Page:Revue des Deux Mondes - 1922 - tome 11.djvu/446

La bibliothèque libre.
Le texte de cette page a été corrigé et est conforme au fac-similé.

Un très petit village sous des arbres fruitiers. Il éparpille ses maisons basses, aux toits de tuile, très pauvres.

Nous sommes entrés dans une de ces maisons. La chambre des étrangers nous accueille, pareille à tant d’autres où nous avons dormi, cette chambre dont la porte demeure ouverte jour et nuit, à l’intention des voyageurs. Le toit enfumé, les grosses poutres transversales, les parois blanchies à la chaux où des cavités servent d’armoires, nous connaissons tout cela. Le mur bombant au dehors, ménage une logette couverte de nattes. Un grand feu brûle sur les dalles, sans cheminée, la fumée s’évanouissant par les interstices du toit. Nous avons mangé, étendus devant ce feu. Dans la chambre voisine, on entend les voix des femmes invisibles. L’hôte, un grand vieillard sec aux moustaches retombantes, l’air mystérieux et farouche, va et vient sans bruit. On a dressé nos lits de camp à côté du foyer qui entretient un peu de lumière. Les voix des femmes se sont tues. Pourquoi est-il impossible de dormir ? La fatigue, la fièvre...
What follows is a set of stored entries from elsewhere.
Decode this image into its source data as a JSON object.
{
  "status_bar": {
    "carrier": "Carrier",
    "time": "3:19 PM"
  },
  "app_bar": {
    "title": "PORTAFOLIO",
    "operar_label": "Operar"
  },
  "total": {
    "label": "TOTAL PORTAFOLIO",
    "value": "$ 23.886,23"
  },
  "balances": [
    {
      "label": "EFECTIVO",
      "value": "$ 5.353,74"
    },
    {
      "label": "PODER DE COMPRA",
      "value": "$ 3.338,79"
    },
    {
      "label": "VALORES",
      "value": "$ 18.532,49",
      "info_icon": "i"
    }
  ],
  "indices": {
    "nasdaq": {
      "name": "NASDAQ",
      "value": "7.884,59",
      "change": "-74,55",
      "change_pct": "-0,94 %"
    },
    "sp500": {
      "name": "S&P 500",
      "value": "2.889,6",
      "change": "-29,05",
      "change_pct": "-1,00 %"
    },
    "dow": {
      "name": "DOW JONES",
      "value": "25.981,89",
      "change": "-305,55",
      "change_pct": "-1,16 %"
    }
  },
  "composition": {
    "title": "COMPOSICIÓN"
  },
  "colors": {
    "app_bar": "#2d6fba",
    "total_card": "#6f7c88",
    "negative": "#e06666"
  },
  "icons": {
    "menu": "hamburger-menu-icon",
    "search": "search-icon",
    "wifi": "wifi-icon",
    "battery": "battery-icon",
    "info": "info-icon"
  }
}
Une sourde angoisse alourdit les ténèbres autour des bûches qui rougeoient. Il semble que l’angoisse oppressant l’Albanie devienne concrète et sensible dans cette pauvre chambre du montagnard de Bjeish.
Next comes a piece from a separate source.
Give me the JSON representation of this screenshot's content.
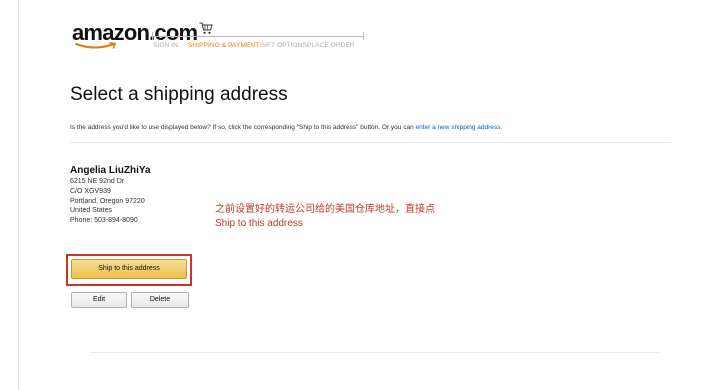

Toujours les mêmes malheurs qui recommencent ! Ce pays ruiné, dévasté, désolé et ne demandant que la paix, ne cesse pas d’être contraint à se battre... La paix... Ce désir unanime de la paix que nous avons senti d’un bout à l’autre de l’Albanie... Et voici que la guerre recommence comme un feu mal éteint qui ne cesse de se rallumer. Et toujours cette vaine attente, cette espérance jetée vers la Société des Nations [1], vers les Puissances, vers la France surtout, parce que la France a la réputation d’être juste.

Les Serbes avancent... Il va donc grossir encore, le nombre de ces réfugiés hâves, chassés de leurs villages et que nous avons vus à Tirana, à Elbassan, à Scutari, mourant de misère, et que

  1. Les Puissances ont fini par s’émouvoir et ont fait à Belgrade une démarche. Le 9 novembre, la Conférence des ambassadeurs a décidé de conserver à l’Albanie ses frontières de 1913, avec certaines rectifications au détriment de l’Albanie. Le Conseil de la Société des Nations a envoyé à Tirana une commission internationale avec mission de surveiller le retrait des troupes serbes. D’autre part, la commission pour la délimitation des frontières albano-serbes, déléguée par le conseil des ambassadeurs, a commencé ses travaux au mois de mars dernier. La paix des Balkans et, par conséquent, la paix de l’Europe dépendra du sort fait à l’Albanie.